Si era verdad lo que decía, y tenía toda la pinta, la cosa iba a ser indigesta, pero no imposible.
Compraron algunos paquetitos de aquella manteca endulzada y también frutos secos, añadiendo dos botellines de algún tipo de aguafuerte uno para cada uno.
—Nos gustaría un lugar donde dejar los animales a buen recaudo, si es posible—.
—Hay un pueblo por allí—señaló el hombre tras pensarlo unos segundos, en dirección contraria, justo por donde encontrasen un carro de mercancías y al molesto perro pequeño, —Estára. Llegaréis en buena hora, pero la noche ya se habrá echado encima vuestra para entonces y no recomiendo que ascendáis el monte sin luz—.
Zhard le añadió el pago por sus servicios en plata, justo dos monedas y una tercera por la información, aunque Kerish le hubiera dado menos porque le imaginaba frotándose las manos al hacerse con los caballos. De hecho, él hubiera soltado el que montaba sin más, pero recordando la discusión con el mago no pretendería extender que ambos le dieran más vueltas a las cosas. No pasaron mucho tiempo en Estára. Allí, las gentes tenían gran parecido a los de Cetatea pero vestían con más ropa, y solían adornarse tanto hombres como mujeres con cordones y cintas de diversa forma y material para rodearse la cabeza y el pelo. Las camisas de cuello cuadrado para varones abundaban en tonos claros y ribetes de cualquier color al gusto, y calzaban sencillos zapatos de cordones o botines con perforaciones sobre el empeine en formas romboides, semicirculares o de líneas entretejidas. Había mucha variedad, pues los había también de tela ornada con bordados que recordaban a ramas en muchos tonos distintos, botas curtidas con suela de punta levantada para montar a caballo. Otros pocos y más adinerados usaban una suerte de mocasines de puntera larga, y pocos, sobre todo algunos ancianos y gente con menos posibles, usaban unas alpargatas confeccionadas con tiras de corteza de tilo, presumiblemente. Los vestidos de las mujeres solían tener unos tirantes o arnés para la espalda sosteniendo un peto o coselete textil que a veces se complementaba con chalecos de bordados llamativos, con faldas por debajo de la rodilla o bien más largas. Algunas se adornaban con cintas y joyas el cabello pendiéndoles como monedas o lágrimas, y las había que se lo protegían con una gasa generalmente blanca, usando cinturones de ribete que les daban dos vueltas en cruz y una tercera para el cierre. Menos frecuente pero también típico, se daba el traje de mangas largas que sin embargo desnudaba los hombros, añadiendo un sostén con chaleco antes del vientre, al aire libre, y continuando de tres o cuatro dedos del ombligo hacia abajo un extraño pareo sobre una falda. Al uso, y quizá por cuestiones de prestigio personal o por elegancia, a Zhard le asombró que algunas hembras de Kashay en aquella región adornasen su cabeza con unas tiaras planas y ligeramente grandes que ceñíanse a la región frontal, y otras que sin embargo tenían aspecto de punta de flecha alzándose desde la sección media. Allí, se podían observar todo tipo de colores al gusto y pedrería, a combinar con las ropas que eligiesen.

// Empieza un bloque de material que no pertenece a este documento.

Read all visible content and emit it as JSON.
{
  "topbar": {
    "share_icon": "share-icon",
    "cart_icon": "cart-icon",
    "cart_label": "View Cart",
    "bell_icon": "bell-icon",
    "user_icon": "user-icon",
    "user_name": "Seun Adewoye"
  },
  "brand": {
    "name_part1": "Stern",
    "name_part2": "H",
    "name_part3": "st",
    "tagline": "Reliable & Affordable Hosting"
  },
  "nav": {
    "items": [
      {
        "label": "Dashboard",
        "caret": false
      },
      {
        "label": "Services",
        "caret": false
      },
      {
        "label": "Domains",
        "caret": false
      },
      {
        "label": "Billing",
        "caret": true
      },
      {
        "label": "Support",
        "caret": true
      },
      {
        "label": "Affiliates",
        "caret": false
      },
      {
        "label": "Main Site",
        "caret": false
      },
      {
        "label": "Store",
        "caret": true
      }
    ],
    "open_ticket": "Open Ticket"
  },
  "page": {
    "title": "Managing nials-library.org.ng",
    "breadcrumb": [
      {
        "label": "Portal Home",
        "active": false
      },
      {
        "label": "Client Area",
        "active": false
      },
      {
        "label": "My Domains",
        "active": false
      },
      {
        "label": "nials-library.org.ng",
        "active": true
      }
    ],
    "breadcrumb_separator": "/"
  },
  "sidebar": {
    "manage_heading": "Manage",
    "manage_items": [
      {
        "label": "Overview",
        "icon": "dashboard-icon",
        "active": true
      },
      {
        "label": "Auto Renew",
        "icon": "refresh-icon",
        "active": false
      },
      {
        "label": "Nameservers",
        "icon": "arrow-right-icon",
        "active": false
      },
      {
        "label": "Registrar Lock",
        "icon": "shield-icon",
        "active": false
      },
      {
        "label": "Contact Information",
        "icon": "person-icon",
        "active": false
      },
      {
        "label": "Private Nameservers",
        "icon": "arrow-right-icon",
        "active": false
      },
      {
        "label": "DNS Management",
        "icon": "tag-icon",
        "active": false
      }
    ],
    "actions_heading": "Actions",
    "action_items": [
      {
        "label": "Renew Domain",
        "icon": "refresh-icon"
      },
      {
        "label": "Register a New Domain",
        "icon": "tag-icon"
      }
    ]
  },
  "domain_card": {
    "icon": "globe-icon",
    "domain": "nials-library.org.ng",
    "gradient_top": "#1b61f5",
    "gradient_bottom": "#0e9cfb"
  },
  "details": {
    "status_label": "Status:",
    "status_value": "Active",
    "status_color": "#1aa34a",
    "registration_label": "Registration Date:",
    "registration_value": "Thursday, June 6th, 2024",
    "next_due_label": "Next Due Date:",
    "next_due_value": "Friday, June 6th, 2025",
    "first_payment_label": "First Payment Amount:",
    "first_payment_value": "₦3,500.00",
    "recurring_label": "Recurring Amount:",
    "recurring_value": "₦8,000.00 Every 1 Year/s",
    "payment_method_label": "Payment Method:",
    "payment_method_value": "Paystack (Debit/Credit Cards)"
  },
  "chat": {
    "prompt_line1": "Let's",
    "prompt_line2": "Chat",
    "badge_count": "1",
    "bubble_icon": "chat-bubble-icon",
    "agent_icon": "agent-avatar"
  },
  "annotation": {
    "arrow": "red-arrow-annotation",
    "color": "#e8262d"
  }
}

Del atavío era muy acostumbrado el blanco cremoso y sobre él, el rojo, pero también existían tonos azules y un violeta oscuro que los remataba en hombros y mangas. No faltaban pareos largos con flecos ni collares en buena cantidad. Lo hombres se adornaban bien poco con collares, pendientes o pulseras trenzadas de cuero o metales, pero también lucían arneses de tela y cuando no, camisas, túnicas largas por la rodilla y bajo estas, densos pantalones. Unos pocos usaban sombreros de pequeña ala mientras que el resto preferían unos hechos en forma de tubo y menos gachos que los de sus vecinos más silvestres, pero también de pelliza. El olor a masa cocinada al fuego, algunas especias y algunas flores silvestres impregnaba el ambiente de Estára entre sus calles estrechas y circundando su núcleo urbano una corta muralla con barrotes de metal, probablemente hierro, tintado de espeso rojo. Lo que protegía este pueblo por fuera, no era ni más ni menos diferente que esta delimitación en lo que llamaban "el palacio del príncipe" pues cada localidad dependía de uno. Sus guerreros, había observado Kerish, portaban consigo escudos ovalados con una cuña o dos, y algunas espadas cortas de filo recto aunque otros poseyeran unas más largas y de aspecto curvado hacia delante. No eran dados a usar casco, y los que lo portaban como guardas, demostraban un diseño que coronaba como un cilindro lobulado y unas carrilleras fijas además de un frontal donde a menudo se grababan dos ojos; si el casco era de bronce los grababan en plata, y si era de hierro, incrustaban estaño y oro.
Los aventureros dejaron los caballos en este pueblecito de pastores y tramperos pagando con oro a una familia de agricultores para que los mantuviesen, ya contando con su cuidado a los animales y la costumbre además de un establo para ello, y añadieron unas monedas más para los pastores mismos. Dejaron dicho que, por si tardaban más de la cuenta en su viaje o traían noticias amargas de ambos, dieran la mejor vida que pudiesen a sus fieles equinos. Cuando Kerish y Zhard salieron de Estára, el bárbaro observó una suerte de crucero junto al lado izquierdo de la puerta en el que no había reparado al principio por cubrírselo la multitud y los trashumantes, en el cual se exponía bajo un techadillo de madera el cadáver de un lobo que aun muerto, mantenía una expresión atroz.
No pudo ocultar su disgusto y, con aire animal, mostró los dientes y gruñó mirando en derredor. Una mujer que se cubría bajo un chaleco de pieles de oso y una densa capa se aproximó a los dos jóvenes y extendió suavemente los brazos descubriendo una larga túnica blanca con dibujos rojos en su falda y mangas. Una corona de flores le adornaba la frente, y en una de las manos, Kerish vio un hocino que le hizo alarmarse erizándose como una bestia. Tan armado como iba, y con la bolsa de viaje a la espalda, llamaba tanto la atención como el mago pero los guardias con sus yelmos bruñidos no hicieron nada por detenerle. La mujer, de largos cabellos castaños y rostro pequeño y de facciones infantiles y a un tiempo adultas, clavó en él sus ojos azules e hizo un gesto más con la pequeña hoz. Nadie intervino ante este pronto y, tarde, Zhard se dio cuenta de que ella era una sacerdotisa o hechicera y que tenía poder sobre el resto.
Los guardianes de Estára hicieron caso a regañadientes de este intento de alterar la paz gracias a la Kashi, de cuyo cinto pendían varios colmillos y garras de origen dudoso.
—Sabía que ibas a enfrentarme, y sabía que tu espíritu no podía evitarlo—.
—Eres una bruja—gruñó el guerrero salvaje y con razón, harto ya de todas ellas y deseando que se extinguieran en vez de plagar el mundo como estaba comprobando.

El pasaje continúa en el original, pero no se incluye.